Als een Nederlander langer dan tien jaar niet meer in Nederland woont, kan Nederland geen erfbelasting heffen over de erfenis bij overlijden. De fictiebepaling van tien jaar dient ertoe om belastingvlucht te voorkomen. De tienjaarstermijn voldoet volgens de staatssecretaris aan de bedoeling daarvan. Het Hof van Justitie EU heeft eerder beslist dat de tienjaarstermijn niet in strijd is met EU-recht (V-N 2006/14.22).
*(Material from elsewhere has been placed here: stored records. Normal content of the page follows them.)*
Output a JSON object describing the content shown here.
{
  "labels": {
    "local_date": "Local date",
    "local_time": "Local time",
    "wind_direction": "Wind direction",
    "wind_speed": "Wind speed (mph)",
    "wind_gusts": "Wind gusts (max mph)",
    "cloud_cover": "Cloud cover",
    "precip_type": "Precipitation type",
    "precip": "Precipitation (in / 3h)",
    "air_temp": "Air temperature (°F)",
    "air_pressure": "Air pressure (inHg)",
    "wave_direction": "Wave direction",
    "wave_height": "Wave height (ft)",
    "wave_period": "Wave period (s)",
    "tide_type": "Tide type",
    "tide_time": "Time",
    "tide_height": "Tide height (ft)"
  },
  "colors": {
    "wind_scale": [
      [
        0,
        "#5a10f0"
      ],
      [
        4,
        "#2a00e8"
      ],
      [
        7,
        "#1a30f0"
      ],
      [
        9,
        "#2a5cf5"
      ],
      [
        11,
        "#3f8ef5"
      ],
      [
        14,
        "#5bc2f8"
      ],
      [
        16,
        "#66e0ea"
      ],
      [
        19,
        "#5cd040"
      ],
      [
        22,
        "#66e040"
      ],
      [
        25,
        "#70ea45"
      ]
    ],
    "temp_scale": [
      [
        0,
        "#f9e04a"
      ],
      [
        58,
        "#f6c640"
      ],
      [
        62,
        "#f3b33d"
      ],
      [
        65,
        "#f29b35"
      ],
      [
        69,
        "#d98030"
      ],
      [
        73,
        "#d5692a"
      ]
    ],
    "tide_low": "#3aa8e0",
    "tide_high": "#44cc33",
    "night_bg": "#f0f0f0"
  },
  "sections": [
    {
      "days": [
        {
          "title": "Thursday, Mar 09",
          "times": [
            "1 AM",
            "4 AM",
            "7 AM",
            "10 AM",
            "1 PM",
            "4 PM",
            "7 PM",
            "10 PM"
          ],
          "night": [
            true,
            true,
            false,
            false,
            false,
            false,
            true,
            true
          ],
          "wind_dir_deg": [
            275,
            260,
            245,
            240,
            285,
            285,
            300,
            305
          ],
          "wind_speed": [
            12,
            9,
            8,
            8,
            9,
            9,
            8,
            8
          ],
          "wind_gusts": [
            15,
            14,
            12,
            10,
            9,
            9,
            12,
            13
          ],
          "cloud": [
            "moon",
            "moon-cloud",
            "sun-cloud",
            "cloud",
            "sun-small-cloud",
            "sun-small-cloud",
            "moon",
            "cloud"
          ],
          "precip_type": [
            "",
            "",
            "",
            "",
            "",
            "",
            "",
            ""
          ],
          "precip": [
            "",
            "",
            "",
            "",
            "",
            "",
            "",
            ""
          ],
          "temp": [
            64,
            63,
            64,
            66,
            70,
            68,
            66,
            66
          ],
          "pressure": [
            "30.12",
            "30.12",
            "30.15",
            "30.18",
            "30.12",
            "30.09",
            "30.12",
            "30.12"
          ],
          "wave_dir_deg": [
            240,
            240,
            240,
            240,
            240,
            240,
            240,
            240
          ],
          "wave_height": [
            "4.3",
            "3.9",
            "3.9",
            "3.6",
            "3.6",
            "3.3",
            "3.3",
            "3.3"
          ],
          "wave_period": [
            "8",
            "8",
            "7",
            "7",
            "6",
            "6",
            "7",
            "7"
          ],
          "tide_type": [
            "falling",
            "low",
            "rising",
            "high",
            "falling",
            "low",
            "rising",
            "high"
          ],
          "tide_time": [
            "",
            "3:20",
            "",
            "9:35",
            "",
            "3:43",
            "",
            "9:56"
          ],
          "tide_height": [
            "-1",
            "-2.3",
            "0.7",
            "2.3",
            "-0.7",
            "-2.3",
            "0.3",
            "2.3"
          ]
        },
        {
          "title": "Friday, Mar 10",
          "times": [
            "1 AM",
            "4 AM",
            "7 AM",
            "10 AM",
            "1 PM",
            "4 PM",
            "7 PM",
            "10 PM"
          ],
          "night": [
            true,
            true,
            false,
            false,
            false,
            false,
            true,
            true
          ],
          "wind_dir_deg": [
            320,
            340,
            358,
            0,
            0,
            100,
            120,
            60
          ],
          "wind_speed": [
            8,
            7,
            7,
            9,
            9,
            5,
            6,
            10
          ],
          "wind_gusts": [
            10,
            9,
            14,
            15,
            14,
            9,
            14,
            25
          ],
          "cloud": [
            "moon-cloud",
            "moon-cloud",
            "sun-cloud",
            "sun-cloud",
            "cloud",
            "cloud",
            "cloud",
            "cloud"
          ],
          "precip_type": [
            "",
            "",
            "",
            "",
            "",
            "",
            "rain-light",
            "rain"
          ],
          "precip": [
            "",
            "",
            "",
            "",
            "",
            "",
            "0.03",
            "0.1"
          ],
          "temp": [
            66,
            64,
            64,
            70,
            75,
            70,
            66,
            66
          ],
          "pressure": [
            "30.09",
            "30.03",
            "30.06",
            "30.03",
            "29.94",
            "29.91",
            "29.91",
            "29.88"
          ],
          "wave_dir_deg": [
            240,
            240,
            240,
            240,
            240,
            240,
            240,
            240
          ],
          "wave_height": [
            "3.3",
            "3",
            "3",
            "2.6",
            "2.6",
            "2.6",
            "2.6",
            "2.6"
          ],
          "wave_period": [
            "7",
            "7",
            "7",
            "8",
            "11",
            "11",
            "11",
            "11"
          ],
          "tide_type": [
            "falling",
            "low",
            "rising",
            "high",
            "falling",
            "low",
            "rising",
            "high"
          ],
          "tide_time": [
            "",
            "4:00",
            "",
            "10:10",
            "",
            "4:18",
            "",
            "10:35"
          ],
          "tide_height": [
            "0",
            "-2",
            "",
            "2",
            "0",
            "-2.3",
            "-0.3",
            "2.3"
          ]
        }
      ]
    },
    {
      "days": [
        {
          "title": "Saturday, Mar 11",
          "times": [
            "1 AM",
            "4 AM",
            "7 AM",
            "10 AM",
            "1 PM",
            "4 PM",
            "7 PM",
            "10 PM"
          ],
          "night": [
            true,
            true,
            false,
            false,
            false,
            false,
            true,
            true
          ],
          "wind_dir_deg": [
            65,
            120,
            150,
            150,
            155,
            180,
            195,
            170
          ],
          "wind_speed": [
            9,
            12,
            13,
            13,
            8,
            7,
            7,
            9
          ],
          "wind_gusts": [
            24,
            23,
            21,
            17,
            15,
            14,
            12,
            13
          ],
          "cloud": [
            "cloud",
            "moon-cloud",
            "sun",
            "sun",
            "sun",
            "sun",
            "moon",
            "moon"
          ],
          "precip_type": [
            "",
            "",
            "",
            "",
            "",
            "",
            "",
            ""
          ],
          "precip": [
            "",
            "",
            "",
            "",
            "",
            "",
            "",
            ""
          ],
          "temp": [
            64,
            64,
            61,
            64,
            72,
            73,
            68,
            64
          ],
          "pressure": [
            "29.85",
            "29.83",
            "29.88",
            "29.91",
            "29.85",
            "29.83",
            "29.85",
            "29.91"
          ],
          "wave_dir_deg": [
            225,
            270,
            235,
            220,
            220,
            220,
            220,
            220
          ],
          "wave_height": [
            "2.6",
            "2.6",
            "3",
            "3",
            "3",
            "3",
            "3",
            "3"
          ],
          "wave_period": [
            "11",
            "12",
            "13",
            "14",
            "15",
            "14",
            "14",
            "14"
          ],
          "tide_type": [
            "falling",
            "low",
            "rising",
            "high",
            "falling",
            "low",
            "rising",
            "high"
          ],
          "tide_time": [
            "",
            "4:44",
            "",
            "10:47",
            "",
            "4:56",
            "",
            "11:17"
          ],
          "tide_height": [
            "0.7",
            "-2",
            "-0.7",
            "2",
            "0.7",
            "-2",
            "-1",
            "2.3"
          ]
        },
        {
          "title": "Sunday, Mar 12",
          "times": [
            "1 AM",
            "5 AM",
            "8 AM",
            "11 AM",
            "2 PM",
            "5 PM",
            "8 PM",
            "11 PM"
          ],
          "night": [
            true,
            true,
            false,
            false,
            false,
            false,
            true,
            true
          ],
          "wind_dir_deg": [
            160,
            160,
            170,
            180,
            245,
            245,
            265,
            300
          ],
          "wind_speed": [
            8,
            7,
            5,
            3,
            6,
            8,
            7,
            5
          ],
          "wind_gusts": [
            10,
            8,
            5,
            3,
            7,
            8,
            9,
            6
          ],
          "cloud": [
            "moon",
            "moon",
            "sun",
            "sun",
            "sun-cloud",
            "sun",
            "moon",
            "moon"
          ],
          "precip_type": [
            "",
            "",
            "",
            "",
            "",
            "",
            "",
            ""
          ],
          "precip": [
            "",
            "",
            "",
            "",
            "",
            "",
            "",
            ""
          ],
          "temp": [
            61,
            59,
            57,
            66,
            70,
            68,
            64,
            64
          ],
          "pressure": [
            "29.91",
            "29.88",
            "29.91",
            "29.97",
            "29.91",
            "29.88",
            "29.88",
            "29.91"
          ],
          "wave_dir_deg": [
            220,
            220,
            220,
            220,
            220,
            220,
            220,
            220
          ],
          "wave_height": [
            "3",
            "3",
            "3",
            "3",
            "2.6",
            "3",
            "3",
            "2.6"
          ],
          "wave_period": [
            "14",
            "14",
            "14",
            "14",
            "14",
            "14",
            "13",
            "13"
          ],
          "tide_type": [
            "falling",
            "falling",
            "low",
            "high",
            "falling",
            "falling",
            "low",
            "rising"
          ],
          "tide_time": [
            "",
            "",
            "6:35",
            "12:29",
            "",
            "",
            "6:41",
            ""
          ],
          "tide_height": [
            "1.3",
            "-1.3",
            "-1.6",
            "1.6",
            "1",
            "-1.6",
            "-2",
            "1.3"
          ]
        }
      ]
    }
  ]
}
Een verlenging van de termijn vergt uitvoerig onderzoek, naar de overeenstemming met EU-recht en naar de dubbele heffing in het woonland.

Uit het OESO-rapport ‘Inheritance Taxation in OECD Countries’ blijkt dat van de 36 OESO-landen 24 landen een erfbelasting heffen, maar 12 OESO-landen niet. Dit betekent niet dat er in die landen geen belasting over erfenissen wordt geheven. In sommige landen wordt een erfenis belast met inkomstenbelasting, in andere landen met overdrachtsbelasting als onroerend goed vererft.

In 2011 is vastgesteld dat van de EU-lidstaten met een erfbelasting destijds alleen Frankrijk (6 van 10 laatste jaren), Duitsland (10 jaar) en Ierland (5 jaar) een termijn enigszins vergelijkbaar met de tienjaarstermijn in Nederland kennen.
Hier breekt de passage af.